“Only by living absurdly is it possible to break out of this infinite absurdity.”
— Horacio Oliveira, from Julio Cortázar’s Hopscotch
Anarchy on the Métro
By Joel Bowman
Who are these people? Young. Old. White. Black. Ugly. Pretty. Prettier. And drunk too. Some of them are very drunk. Good for them…
I was aboard the Métro, riding from Basilique de Saint-Denis back to ‘the fifth,’ after dinner with some new friends. Paella and Beaujolais, in unequal portions. A warm night. The old carriage rattled along, screeching around corners and grinding to a halt at near-deserted platforms. I began to drift off, lulled into reverie by the swaying of the train and the white noise around us.
Who are these people? What are their dreams, their stories? Are they celebrating…or commiserating? What do they want? Will they ever get it?
A man to the left, mirrored in the window, was reading from a tattered novel. Everybody reads on the Métro in Paris, either from their smartphones or, as this gentleman was, old school-style. Paper. Ink. Other people’s dog-ears. An unknown name scrawled on the blank page, just before the acknowledgments. More unknown names, people we’ll never meet but who the author wished to thank. I recognized the title, La Peste. Camus. Probably every Frenchman has read it at least once.
Must read that book again. Add it to the list. Along with Bloom’s Western Canon. And the Loebs, green and red. And Les Belles Lettres. And…
Every few stations the man looked up, semi-confused.
When was the last time a dead existentialist caused him to miss his stop?
Body by body, the carriage filled up. Soon the man disappeared, hidden behind the olive corduroy pants of another fellow and, occasionally, when the train veered right, by Mr.

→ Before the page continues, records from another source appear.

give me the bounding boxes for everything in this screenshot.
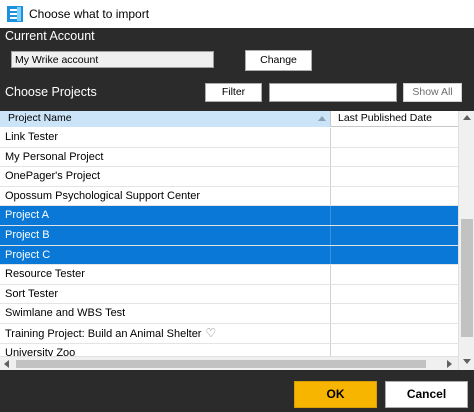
project-name-cell: Project A [0,206,331,225]
last-published-date-cell [332,304,458,323]
table-row[interactable]: Sort Tester [0,284,458,305]
grid-header: Project Name Last Published Date [0,111,458,127]
table-row[interactable]: Swimlane and WBS Test [0,304,458,324]
project-name: Training Project: Build an Animal Shelte… [5,327,202,340]
scroll-thumb[interactable] [461,219,473,337]
project-name: Link Tester [5,131,58,143]
change-button[interactable]: Change [245,50,312,71]
ok-button[interactable]: OK [294,381,377,408]
window-title: Choose what to import [29,7,150,21]
project-name-cell: My Personal Project [0,147,331,167]
account-field: My Wrike account [11,51,214,68]
last-published-date-cell [332,265,458,284]
project-name: Sort Tester [5,287,58,300]
last-published-date-cell [332,246,458,265]
current-account-label: Current Account [5,29,95,43]
column-header-label: Project Name [8,112,72,124]
scroll-up-icon[interactable] [463,115,471,120]
project-name-cell: Project B [0,225,331,245]
column-header-last-published-date[interactable]: Last Published Date [332,111,458,127]
project-name: Opossum Psychological Support Center [5,189,201,202]
choose-projects-label: Choose Projects [5,85,97,99]
project-name-cell: Opossum Psychological Support Center [0,186,331,206]
project-name: My Personal Project [5,150,104,163]
table-row[interactable]: OnePager's Project [0,167,458,187]
scroll-down-icon[interactable] [463,359,471,364]
last-published-date-cell [332,226,458,245]
filter-input[interactable] [269,83,397,102]
project-name-cell: Resource Tester [0,265,331,284]
project-name-cell: Sort Tester [0,284,331,304]
table-row[interactable]: Training Project: Build an Animal Shelte… [0,323,458,344]
last-published-date-cell [332,167,458,186]
app-icon [7,6,23,22]
vertical-scrollbar[interactable] [458,111,474,370]
table-row[interactable]: Project A [0,206,458,226]
scroll-left-icon[interactable] [4,360,9,368]
project-name-cell: Training Project: Build an Animal Shelte… [0,323,331,343]
title-bar: Choose what to import [0,0,474,28]
project-name-cell: Swimlane and WBS Test [0,304,331,323]
project-name: Project B [5,228,50,241]
project-name-cell: Link Tester [0,128,331,147]
horizontal-scrollbar[interactable] [0,356,458,370]
last-published-date-cell [332,187,458,206]
show-all-button[interactable]: Show All [403,83,462,102]
last-published-date-cell [332,206,458,225]
projects-grid: Project Name Last Published Date Link Te… [0,111,474,370]
last-published-date-cell [332,128,458,147]
last-published-date-cell [332,148,458,167]
table-row[interactable]: Resource Tester [0,265,458,285]
grid-rows: Link Tester My Personal Project OnePager's… [0,128,458,364]
project-name: OnePager's Project [5,170,101,183]
filter-button[interactable]: Filter [205,83,262,102]
table-row[interactable]: Opossum Psychological Support Center [0,186,458,207]
table-row[interactable]: Project C [0,245,458,266]
heart-icon: ♡ [205,325,217,340]
project-name-cell: Project C [0,245,331,265]
cancel-button[interactable]: Cancel [385,381,468,408]
project-name: Swimlane and WBS Test [5,307,126,320]
scroll-right-icon[interactable] [447,360,452,368]
project-name: Project A [5,209,50,222]
last-published-date-cell [332,285,458,304]
table-row[interactable]: Project B [0,225,458,246]
table-row[interactable]: Link Tester [0,128,458,148]
sort-ascending-icon [318,116,326,121]
project-name: Project C [5,248,51,261]
column-header-project-name[interactable]: Project Name [0,111,331,127]
horizontal-scroll-thumb[interactable] [16,360,426,368]
project-name: Resource Tester [5,268,85,281]
project-name-cell: OnePager's Project [0,167,331,186]
last-published-date-cell [332,324,458,343]
table-row[interactable]: My Personal Project [0,147,458,168]
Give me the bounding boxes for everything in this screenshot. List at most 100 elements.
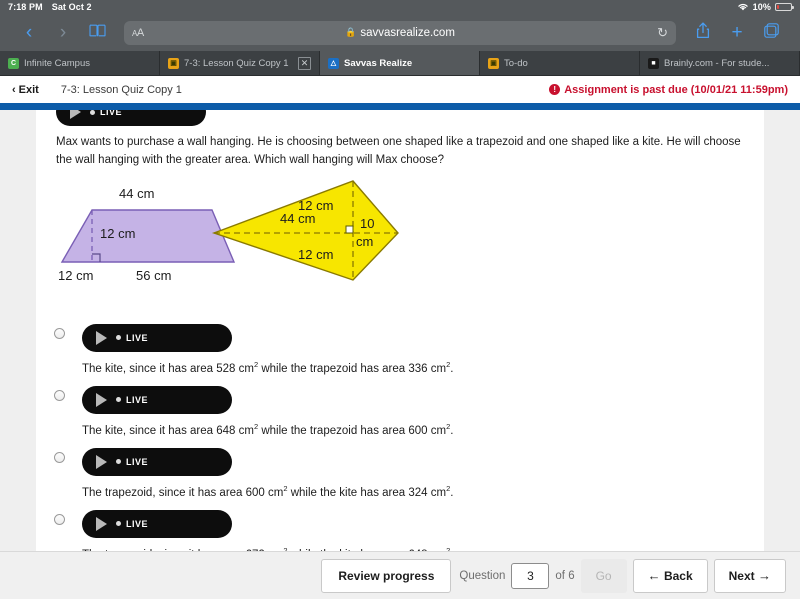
reload-icon[interactable]: ↻ bbox=[657, 25, 668, 41]
quiz-navigation-bar: Review progress Question of 6 Go ← Back … bbox=[0, 551, 800, 599]
browser-tab-savvas-realize[interactable]: △ Savvas Realize bbox=[320, 51, 480, 75]
question-number-input[interactable] bbox=[511, 562, 550, 589]
accent-divider bbox=[0, 103, 800, 110]
status-date: Sat Oct 2 bbox=[51, 2, 92, 12]
quiz-content: LIVE Max wants to purchase a wall hangin… bbox=[36, 110, 764, 551]
answer-option-text-4: The trapezoid, since it has area 672 cm2… bbox=[82, 545, 453, 551]
record-dot-icon bbox=[116, 521, 121, 527]
live-overlay-badge-option-4[interactable]: LIVE bbox=[82, 509, 232, 538]
battery-percent: 10% bbox=[752, 2, 771, 12]
browser-tab-infinite-campus[interactable]: C Infinite Campus bbox=[0, 51, 160, 75]
geometry-figure: 44 cm 12 cm 12 cm 56 cm 44 cm 12 cm 12 c… bbox=[36, 176, 764, 316]
back-icon[interactable]: ‹ bbox=[12, 23, 46, 42]
radio-button-4[interactable] bbox=[54, 513, 65, 525]
exclamation-icon: ! bbox=[549, 84, 561, 95]
radio-button-1[interactable] bbox=[54, 327, 65, 339]
share-icon[interactable] bbox=[686, 22, 720, 43]
tab-label: Infinite Campus bbox=[24, 57, 91, 69]
review-progress-button[interactable]: Review progress bbox=[321, 558, 452, 593]
browser-tab-brainly[interactable]: ■ Brainly.com - For stude... bbox=[640, 51, 800, 75]
tab-label: To-do bbox=[504, 57, 528, 69]
kite-horizontal-label: 44 cm bbox=[280, 211, 315, 226]
play-icon bbox=[96, 454, 107, 469]
plus-icon[interactable]: + bbox=[720, 23, 754, 42]
go-button[interactable]: Go bbox=[580, 558, 627, 593]
answer-option-1[interactable]: LIVE The kite, since it has area 528 cm2… bbox=[48, 322, 764, 384]
live-overlay-badge-option-1[interactable]: LIVE bbox=[82, 323, 232, 352]
next-button[interactable]: Next → bbox=[713, 558, 786, 593]
play-icon bbox=[96, 516, 107, 531]
ios-status-bar: 7:18 PM Sat Oct 2 10% bbox=[0, 0, 800, 14]
close-icon[interactable]: ✕ bbox=[298, 56, 311, 70]
bookmarks-icon[interactable] bbox=[80, 23, 114, 42]
page-title: 7-3: Lesson Quiz Copy 1 bbox=[60, 83, 182, 96]
past-due-text: Assignment is past due (10/01/21 11:59pm… bbox=[564, 83, 788, 96]
quiz-header: ‹ Exit 7-3: Lesson Quiz Copy 1 ! Assignm… bbox=[0, 76, 800, 103]
trapezoid-shape bbox=[60, 208, 236, 263]
answer-options-list: LIVE The kite, since it has area 528 cm2… bbox=[36, 316, 764, 551]
record-dot-icon bbox=[116, 459, 121, 465]
browser-tab-bar: C Infinite Campus ▣ 7-3: Lesson Quiz Cop… bbox=[0, 51, 800, 76]
live-label: LIVE bbox=[126, 332, 149, 343]
browser-toolbar: ‹ › AA 🔒 savvasrealize.com ↻ + bbox=[0, 14, 800, 51]
answer-option-text-2: The kite, since it has area 648 cm2 whil… bbox=[82, 421, 454, 437]
live-label: LIVE bbox=[126, 518, 149, 529]
savvas-icon: △ bbox=[328, 57, 339, 69]
kite-right-angle-icon bbox=[345, 225, 354, 234]
exit-label: Exit bbox=[18, 83, 39, 96]
browser-tab-todo[interactable]: ▣ To-do bbox=[480, 51, 640, 75]
trapezoid-height-label: 12 cm bbox=[100, 226, 135, 241]
live-label: LIVE bbox=[126, 394, 149, 405]
past-due-alert: ! Assignment is past due (10/01/21 11:59… bbox=[549, 84, 788, 96]
tab-label: Brainly.com - For stude... bbox=[664, 57, 770, 69]
answer-option-text-3: The trapezoid, since it has area 600 cm2… bbox=[82, 483, 454, 499]
live-label: LIVE bbox=[100, 110, 123, 117]
battery-icon bbox=[775, 3, 794, 11]
status-time: 7:18 PM bbox=[8, 2, 43, 12]
answer-option-2[interactable]: LIVE The kite, since it has area 648 cm2… bbox=[48, 384, 764, 446]
question-word-label: Question bbox=[459, 569, 506, 582]
exit-button[interactable]: ‹ Exit bbox=[12, 84, 39, 96]
browser-tab-lesson-quiz[interactable]: ▣ 7-3: Lesson Quiz Copy 1 ✕ bbox=[160, 51, 320, 75]
wifi-icon bbox=[737, 2, 749, 13]
brainly-icon: ■ bbox=[648, 57, 659, 69]
trapezoid-top-label: 44 cm bbox=[119, 186, 154, 201]
kite-right-label-line1: 10 bbox=[360, 216, 374, 231]
answer-option-3[interactable]: LIVE The trapezoid, since it has area 60… bbox=[48, 446, 764, 508]
quiz-body: LIVE Max wants to purchase a wall hangin… bbox=[0, 110, 800, 551]
forward-icon[interactable]: › bbox=[46, 23, 80, 42]
arrow-right-icon: → bbox=[758, 568, 771, 583]
address-bar[interactable]: AA 🔒 savvasrealize.com ↻ bbox=[124, 20, 676, 45]
play-icon bbox=[70, 110, 81, 119]
live-overlay-badge-option-2[interactable]: LIVE bbox=[82, 385, 232, 414]
record-dot-icon bbox=[116, 335, 121, 341]
kite-upper-left-label: 12 cm bbox=[298, 198, 333, 213]
tab-label: 7-3: Lesson Quiz Copy 1 bbox=[184, 57, 289, 69]
play-icon bbox=[96, 330, 107, 345]
lock-icon: 🔒 bbox=[345, 27, 357, 37]
tab-label: Savvas Realize bbox=[344, 57, 413, 69]
radio-button-3[interactable] bbox=[54, 451, 65, 463]
play-icon bbox=[96, 392, 107, 407]
radio-button-2[interactable] bbox=[54, 389, 65, 401]
question-navigator: Question of 6 bbox=[459, 562, 575, 589]
answer-option-4[interactable]: LIVE The trapezoid, since it has area 67… bbox=[48, 508, 764, 551]
lesson-quiz-icon: ▣ bbox=[168, 57, 179, 69]
answer-option-text-1: The kite, since it has area 528 cm2 whil… bbox=[82, 359, 454, 375]
todo-icon: ▣ bbox=[488, 57, 499, 69]
tabs-icon[interactable] bbox=[754, 23, 788, 42]
kite-right-label-line2: cm bbox=[356, 234, 373, 249]
trapezoid-bottom-right-label: 56 cm bbox=[136, 268, 171, 283]
question-total-label: of 6 bbox=[555, 569, 575, 582]
figure-svg: 44 cm 12 cm 12 cm 56 cm 44 cm 12 cm 12 c… bbox=[58, 179, 399, 283]
url-text: savvasrealize.com bbox=[360, 26, 455, 39]
arrow-left-icon: ← bbox=[647, 568, 661, 583]
record-dot-icon bbox=[90, 110, 95, 115]
live-overlay-badge-question[interactable]: LIVE bbox=[56, 110, 206, 126]
back-button[interactable]: ← Back bbox=[632, 558, 708, 593]
live-overlay-badge-option-3[interactable]: LIVE bbox=[82, 447, 232, 476]
live-label: LIVE bbox=[126, 456, 149, 467]
next-label: Next bbox=[728, 568, 755, 583]
chevron-left-icon: ‹ bbox=[12, 83, 16, 96]
left-gutter bbox=[0, 110, 36, 551]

Corduroy’s wife’s dress. A maxi dress, they’re called. Perfect for concealing un étranger, on any train. Arms went up to the bars as more people pushed inside. The distance between the stations and passengers grew smaller by the stop. Several more languages boarded. Russians to our right. Arabic in front. A couple of colleagues, mid-twenties, conversed in snipped syllables, staccato-style over our shoulder. Our train. Babelfish in tunnels.
Must work harder on Spanish upon returning to Buenos Aires, Paris of the South.
Place de Clichy. On hobbled a woman bent by years, pushing a stroller full of plastic bags and socks and tissues and newspapers (not today’s) and an old shoe. A spritely teen, who sat down before seeing her, offered his seat. The old woman offered a newspaper. Not from the top of the pile, mind you, one hand-selected from the middle. The youth smiled and spent the rest of his journey entranced by events from around the world, as relayed by a jaded journalist meeting an October-the-somethingth deadline.
Who are these people? It’s chaos in here. Voluntary exchanges. Absurdist literature and editorial time travel. Anarchy…and on a public train!
Kisses. Two canoodling couples boarded at the same station. One couple pecking, sheepishly, hands touching furtively. The other pair more familiar. Tongue. French. Movies shot under soft lamplight on the Pont des Arts. The time-bent woman smiled at the lovers locked, remembering the movies, silent in black and white. Chautard, Desprès and her favorite, the piquant Bordoni. More people boarded at Saints Augustin and Philippe du Roule and at Miromesnil in between.
Where is that cafe in which Sartre wrote? And smoked. And wrote. Did he kiss de Beauvoir on the Métro? Old school-style?
Mr. and Mrs. Corduroy alighted at Champs Élysées Clemenceau. L’Étranger hadn’t (yet?) missed his stop. He and his dead existentialist sat there, positively engrossed in one and other. Then on hopped a man with burns on his face and an accordion on his belly.
Sings Piaf: Son homme est un artiste / C’est un drôle de petit gars / Un accordéoniste / Qui sait jouer la java…
The passengers, tight-pressed in hurtling carriage, listened and listed and swayed to the tunes filling the space between their weary bodies. A soundtrack for their stories, their embraces, their anachronistic opinion pages. For a sweet tune, the musician’s face appeared full and vital. Two or three gave money, but he thanked everyone just the same.
“Merci. Merci beaucoup. Merci.”
Then silence fell. Two gendarmes board at Invalides. Feet clad in jackboots. Strong jaws. Sidearms. Instruments of torture and pain. No smiles. Just badges. Fellow passengers look nervous, finding excuses to focus at their shoes and abstract points on the floor. The screeching of the train grows louder, violent. The gnashing of metal on metal. The Russians are quiet. The Arabs, too. L’Étranger closes Camus and stares past his reflection, out the window. The music is gone from the space between us. The air through which a bullet might fly hangs heavy instead. Violence, implied and real. And fear.
We aren’t due to change (to the 10) until Duroc. Three stops. What if…?
But Saint-François-Xavier arrives as our savior. Between Varenne and Duroc, his namesake platform shoulders our burden, delivering the gendarmes into the warm, fall night. Once again, peace and anarchy on the Métro.